Note
Access to this page requires authorization. You can try signing in or changing directories.
Access to this page requires authorization. You can try changing directories.
Background
The new Microsoft Purview experience is single, organization-wide instance of Microsoft Purview that's the next step towards unifying your organization's governance, policy, compliance, risk, and security. It's a prerequisite to a single platform used to manage and govern any data, both structured and unstructured, across your data estate. Including Azure, Microsoft 365, Azure, on-premises, or multicloud and SaaS applications in future. For organizations with multiple accounts, this upgrade process involves merging existing accounts.
When merging Microsoft Purview accounts, it's important to consider the private endpoints. Private endpoints provide a secure and private connection to the Purview governance portal and other resources, ensuring that only users within your network can access them. During the merge process, resources, configurations, and data governance policies from multiple accounts are consolidated into a single, unified account. If one or more of your classic accounts have private endpoint connections, this requires careful planning to ensure that private endpoints are correctly configured and that all necessary connections are maintained. Failure to properly manage private endpoints during the merge can result in issues and potential failure in merge process.
This article contains information to guide you resolve conflict when merging accounts with private endpoints.
Private endpoints in Microsoft Purview accounts
Private endpoints in classic mode include the following capabilities:
- Account private endpoints: Allowed only client calls originating from within the private network to access the Microsoft Purview account.

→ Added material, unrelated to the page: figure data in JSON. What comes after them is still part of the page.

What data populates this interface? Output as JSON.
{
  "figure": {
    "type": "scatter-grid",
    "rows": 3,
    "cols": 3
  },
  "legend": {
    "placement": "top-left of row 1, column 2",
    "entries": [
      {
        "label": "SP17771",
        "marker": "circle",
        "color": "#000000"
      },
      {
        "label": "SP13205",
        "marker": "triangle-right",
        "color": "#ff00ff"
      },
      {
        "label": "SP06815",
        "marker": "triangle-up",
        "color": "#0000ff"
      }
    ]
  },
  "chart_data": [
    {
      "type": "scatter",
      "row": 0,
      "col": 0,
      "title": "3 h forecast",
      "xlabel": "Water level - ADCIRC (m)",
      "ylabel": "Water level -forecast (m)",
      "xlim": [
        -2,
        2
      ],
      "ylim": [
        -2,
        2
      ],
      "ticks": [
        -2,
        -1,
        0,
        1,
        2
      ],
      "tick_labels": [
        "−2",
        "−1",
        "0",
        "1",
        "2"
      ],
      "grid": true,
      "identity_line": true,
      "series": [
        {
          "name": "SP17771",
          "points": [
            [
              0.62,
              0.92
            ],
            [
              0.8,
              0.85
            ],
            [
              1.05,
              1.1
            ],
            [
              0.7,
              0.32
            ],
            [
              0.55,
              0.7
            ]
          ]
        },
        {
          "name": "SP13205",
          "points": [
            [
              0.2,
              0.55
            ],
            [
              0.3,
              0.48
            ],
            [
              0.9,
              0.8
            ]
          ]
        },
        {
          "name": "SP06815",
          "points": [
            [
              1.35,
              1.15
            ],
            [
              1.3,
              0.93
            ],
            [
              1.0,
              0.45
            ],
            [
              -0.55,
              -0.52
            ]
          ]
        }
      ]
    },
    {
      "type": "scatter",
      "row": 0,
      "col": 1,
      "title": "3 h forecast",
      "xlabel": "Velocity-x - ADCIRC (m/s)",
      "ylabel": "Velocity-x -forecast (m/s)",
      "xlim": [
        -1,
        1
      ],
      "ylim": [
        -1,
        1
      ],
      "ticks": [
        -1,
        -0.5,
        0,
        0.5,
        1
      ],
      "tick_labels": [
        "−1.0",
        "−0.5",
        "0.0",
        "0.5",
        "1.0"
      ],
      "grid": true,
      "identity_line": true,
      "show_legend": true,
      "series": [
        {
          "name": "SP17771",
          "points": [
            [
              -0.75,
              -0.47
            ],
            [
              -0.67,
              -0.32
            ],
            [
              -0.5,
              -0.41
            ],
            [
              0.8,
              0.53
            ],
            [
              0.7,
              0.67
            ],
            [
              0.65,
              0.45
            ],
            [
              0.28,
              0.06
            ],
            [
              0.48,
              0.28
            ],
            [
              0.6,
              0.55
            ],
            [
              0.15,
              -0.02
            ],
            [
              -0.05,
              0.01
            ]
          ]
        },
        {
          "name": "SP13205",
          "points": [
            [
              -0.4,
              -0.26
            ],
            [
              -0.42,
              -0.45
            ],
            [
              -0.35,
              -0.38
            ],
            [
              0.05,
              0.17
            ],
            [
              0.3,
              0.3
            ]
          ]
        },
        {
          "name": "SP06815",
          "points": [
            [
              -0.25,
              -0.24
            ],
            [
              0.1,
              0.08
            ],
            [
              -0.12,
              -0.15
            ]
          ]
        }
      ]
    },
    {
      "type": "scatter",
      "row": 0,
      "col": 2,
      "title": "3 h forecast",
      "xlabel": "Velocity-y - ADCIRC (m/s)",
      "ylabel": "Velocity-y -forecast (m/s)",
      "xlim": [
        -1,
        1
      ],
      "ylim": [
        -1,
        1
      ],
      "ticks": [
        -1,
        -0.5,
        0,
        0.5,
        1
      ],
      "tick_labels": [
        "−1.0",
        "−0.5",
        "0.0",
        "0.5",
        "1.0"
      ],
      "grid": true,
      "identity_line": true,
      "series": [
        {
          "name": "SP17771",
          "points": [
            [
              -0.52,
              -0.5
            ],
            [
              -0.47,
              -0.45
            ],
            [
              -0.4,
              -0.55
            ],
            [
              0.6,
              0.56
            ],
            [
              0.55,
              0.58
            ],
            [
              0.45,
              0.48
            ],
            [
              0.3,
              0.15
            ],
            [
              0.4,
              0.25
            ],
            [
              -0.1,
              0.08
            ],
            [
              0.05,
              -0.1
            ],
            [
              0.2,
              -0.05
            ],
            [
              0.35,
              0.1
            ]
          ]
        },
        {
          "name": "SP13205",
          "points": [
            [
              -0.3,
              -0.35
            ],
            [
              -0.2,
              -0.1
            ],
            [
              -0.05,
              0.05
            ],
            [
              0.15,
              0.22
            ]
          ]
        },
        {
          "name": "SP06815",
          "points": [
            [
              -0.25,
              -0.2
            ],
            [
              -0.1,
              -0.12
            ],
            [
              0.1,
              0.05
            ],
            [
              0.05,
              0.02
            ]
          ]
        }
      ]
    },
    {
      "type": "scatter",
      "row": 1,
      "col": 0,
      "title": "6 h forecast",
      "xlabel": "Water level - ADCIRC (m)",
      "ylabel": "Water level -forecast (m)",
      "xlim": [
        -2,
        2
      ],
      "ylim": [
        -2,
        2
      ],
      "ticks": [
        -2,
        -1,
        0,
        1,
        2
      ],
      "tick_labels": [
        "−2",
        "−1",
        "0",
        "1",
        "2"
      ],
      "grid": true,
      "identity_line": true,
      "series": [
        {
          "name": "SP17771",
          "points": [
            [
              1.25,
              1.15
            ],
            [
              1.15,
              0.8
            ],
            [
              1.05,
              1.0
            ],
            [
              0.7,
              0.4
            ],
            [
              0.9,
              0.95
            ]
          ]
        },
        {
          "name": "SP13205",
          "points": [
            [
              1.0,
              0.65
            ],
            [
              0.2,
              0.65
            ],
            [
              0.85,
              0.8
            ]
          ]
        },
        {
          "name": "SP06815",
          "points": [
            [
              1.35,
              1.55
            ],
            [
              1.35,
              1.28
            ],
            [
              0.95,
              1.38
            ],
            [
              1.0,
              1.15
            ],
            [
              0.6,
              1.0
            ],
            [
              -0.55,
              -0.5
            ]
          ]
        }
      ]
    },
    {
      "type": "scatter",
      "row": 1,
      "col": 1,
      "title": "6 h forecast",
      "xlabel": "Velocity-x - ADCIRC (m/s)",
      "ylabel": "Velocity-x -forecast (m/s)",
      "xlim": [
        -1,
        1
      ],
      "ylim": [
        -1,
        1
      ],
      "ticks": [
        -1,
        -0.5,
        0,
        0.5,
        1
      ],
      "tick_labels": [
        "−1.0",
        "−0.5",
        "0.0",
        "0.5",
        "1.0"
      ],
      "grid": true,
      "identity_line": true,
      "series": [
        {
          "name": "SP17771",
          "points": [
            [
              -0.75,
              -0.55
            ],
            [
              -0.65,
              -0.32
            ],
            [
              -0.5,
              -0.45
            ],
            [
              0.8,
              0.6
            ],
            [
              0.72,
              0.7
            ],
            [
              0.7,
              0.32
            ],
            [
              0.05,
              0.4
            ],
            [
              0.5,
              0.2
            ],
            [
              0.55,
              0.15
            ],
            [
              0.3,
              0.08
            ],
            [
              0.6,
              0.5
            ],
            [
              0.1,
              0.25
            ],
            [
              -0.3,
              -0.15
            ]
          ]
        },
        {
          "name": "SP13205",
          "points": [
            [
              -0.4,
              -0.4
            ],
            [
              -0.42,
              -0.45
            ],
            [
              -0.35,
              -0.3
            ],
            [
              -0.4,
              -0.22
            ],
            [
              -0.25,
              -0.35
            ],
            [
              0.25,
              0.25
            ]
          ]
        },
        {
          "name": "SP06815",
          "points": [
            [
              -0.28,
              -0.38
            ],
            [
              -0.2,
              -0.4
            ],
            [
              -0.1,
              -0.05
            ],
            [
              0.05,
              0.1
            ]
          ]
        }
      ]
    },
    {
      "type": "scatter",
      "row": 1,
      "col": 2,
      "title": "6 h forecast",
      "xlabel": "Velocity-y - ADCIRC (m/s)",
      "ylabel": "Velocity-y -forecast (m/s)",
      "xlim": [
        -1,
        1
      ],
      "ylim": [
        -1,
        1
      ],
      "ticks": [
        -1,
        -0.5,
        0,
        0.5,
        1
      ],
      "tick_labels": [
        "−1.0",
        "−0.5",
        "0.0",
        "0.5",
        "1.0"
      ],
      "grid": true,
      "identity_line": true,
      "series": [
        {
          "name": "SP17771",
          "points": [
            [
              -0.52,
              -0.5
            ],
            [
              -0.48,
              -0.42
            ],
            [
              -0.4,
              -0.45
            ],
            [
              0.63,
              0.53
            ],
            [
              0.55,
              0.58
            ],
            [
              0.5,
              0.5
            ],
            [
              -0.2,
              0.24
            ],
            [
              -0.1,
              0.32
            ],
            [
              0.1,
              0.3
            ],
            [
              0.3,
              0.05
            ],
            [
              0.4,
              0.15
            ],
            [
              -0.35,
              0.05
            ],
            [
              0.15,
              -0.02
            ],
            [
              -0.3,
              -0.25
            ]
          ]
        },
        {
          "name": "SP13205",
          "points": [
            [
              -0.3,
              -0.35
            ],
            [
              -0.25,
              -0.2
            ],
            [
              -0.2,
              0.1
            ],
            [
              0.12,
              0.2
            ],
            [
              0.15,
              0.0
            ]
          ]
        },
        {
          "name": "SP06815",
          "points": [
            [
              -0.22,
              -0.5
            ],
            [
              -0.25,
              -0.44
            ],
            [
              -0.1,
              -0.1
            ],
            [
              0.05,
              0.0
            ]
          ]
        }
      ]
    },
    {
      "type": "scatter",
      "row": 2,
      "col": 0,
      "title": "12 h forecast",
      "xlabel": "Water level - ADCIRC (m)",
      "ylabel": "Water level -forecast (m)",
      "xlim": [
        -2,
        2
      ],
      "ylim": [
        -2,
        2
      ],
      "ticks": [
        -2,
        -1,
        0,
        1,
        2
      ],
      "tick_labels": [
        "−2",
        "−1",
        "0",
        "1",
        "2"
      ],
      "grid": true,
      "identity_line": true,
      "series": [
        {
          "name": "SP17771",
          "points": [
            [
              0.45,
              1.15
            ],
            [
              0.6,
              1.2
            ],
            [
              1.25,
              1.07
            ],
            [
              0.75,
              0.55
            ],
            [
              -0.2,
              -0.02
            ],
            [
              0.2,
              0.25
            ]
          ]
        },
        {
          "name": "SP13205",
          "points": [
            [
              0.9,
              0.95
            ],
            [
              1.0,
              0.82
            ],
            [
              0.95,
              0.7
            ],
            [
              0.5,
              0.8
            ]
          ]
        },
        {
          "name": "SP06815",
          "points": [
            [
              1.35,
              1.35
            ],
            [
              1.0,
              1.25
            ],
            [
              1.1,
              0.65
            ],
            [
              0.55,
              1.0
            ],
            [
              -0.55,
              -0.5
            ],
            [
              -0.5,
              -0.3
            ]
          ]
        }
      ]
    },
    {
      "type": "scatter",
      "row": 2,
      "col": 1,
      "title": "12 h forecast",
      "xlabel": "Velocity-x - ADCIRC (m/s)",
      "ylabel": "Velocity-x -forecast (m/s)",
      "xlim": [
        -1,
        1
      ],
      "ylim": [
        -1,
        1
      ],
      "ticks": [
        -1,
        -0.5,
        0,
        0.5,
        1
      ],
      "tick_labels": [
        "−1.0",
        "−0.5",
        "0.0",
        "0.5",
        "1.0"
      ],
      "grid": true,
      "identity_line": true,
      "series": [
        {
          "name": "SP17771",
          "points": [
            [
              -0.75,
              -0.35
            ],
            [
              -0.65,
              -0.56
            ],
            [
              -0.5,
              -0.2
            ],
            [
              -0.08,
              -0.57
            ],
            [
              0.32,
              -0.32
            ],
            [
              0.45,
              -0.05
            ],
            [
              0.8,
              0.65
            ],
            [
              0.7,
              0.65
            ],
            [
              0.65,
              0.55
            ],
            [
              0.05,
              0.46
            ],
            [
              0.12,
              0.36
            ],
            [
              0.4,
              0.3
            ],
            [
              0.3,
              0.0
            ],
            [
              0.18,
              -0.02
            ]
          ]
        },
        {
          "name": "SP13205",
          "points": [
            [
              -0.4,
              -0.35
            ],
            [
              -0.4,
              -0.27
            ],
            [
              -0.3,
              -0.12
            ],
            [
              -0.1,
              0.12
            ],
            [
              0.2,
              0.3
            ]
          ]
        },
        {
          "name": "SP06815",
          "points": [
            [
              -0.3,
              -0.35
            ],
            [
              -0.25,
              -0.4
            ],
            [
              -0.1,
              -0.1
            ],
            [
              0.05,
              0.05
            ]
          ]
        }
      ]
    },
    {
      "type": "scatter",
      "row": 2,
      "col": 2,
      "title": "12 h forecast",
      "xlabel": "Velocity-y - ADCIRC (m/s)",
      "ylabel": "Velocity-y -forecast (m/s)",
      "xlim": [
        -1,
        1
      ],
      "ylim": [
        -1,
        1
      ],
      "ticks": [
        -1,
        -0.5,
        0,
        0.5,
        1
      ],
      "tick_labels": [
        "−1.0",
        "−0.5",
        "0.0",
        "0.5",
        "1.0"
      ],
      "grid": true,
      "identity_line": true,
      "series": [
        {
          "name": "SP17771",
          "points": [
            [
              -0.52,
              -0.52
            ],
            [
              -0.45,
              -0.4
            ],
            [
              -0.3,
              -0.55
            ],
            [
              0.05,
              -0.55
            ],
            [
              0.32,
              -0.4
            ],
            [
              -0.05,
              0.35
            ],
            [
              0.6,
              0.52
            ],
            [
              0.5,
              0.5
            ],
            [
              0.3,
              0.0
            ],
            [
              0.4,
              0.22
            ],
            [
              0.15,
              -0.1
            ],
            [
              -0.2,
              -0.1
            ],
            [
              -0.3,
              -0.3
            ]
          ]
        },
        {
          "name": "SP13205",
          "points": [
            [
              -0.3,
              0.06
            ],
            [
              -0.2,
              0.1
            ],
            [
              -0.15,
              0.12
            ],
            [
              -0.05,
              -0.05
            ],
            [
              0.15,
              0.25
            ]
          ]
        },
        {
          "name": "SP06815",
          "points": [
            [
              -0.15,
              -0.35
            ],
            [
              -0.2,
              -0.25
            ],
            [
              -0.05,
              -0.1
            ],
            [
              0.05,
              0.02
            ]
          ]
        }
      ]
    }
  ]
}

- Portal private endpoints: Enabled secure access to the Microsoft Purview governance portal using private network connectivity.
- Ingestion private endpoints: Used to scan Azure IaaS and PaaS data sources inside Azure virtual networks and on-premises data sources through a private connection, to provide network isolation for metadata, flowing from data sources to the Microsoft Purview Data Map.
Private endpoints in unified experience include:
- Platform private endpoints: The Platform private endpoint is a new private endpoint concept in the unified portal that provides you organizational-level account private endpoint connection.
- Ingestion private endpoints: Used to scan Azure IaaS and PaaS data sources inside Azure virtual networks and on-premises data sources through a private connection.
Private endpoints conflict resolution during account merge
After you upgrade your primary account into unified experience, you may need to plan for account merge for the remaining classic accounts in your tenant. It's recommended to follow these guidelines to avoid conflicts during the merge process:
- Identify classic accounts that have any private endpoints, including accounts with Managed Vnet IRs. Remove unnecessary private endpoints, Managed VNet IR's or self-hosted integration runtimes from secondary accounts.
- If an account private endpoint is identified as a conflict and blocking the merge process, it's recommended to delete all private endpoints or filter them out during the merge process. The filtered configurations will not be merged into the unified experience.
- If there's a conflict in an ingestion private endpoint, the ingestion private endpoint in the secondary account can be abandoned. It's recommended to use the ingestion private endpoint in the primary account instead. If ingestion private endpoint is needed for a different VNet, you can create more ingestion private endpoints in the primary account. Create a new self-hosted integration runtime for full VNet isolation if needed.
- Portal private endpoint should be filtered out during the merge and be deleted in the secondary account after the merge, as portal private endpoint will be deprecated.
Conflicts on integration runtime
- If you're using Managed VNet IR and self-hosted integration runtimes in both accounts, it's recommended to delete Managed VNet IR and self-hosted integration runtime in the secondary account before merge. Create new Managed VNet IR or self-hosted integration runtime in the primary account after the merge. Alternatively, filtering out Managed VNET IR and self-hosted integration runtime is recommended. Scans using these will be filtered out and will need to be recreated after the merge.
- If the plan is to use the same self-hosted integration runtime virtual machines, uninstall self-hosted integration runtime in the secondary account before merge and install self-hosted integration runtime in the primary account after merging the secondary account. It's possible to reuse the same VMs and machines or use new ones.
Conflicts on managed private endpoint connections:
- Ensure Managed private endpoint connections to Platform private endpoint are properly set up in the primary account.
- Delete conflicting Managed VNet private endpoints from secondary accounts. After the merge, recreate or reuse existing Managed VNet IR in the primary account for connections to the sources that got merged.
Conflicting Azure Data Factory or ADS Lineage Connections
- It's recommended to filter out Azure Data Factory and ADS lineage connections during the merge. Work with the primary account's domain source admins to reconnect it.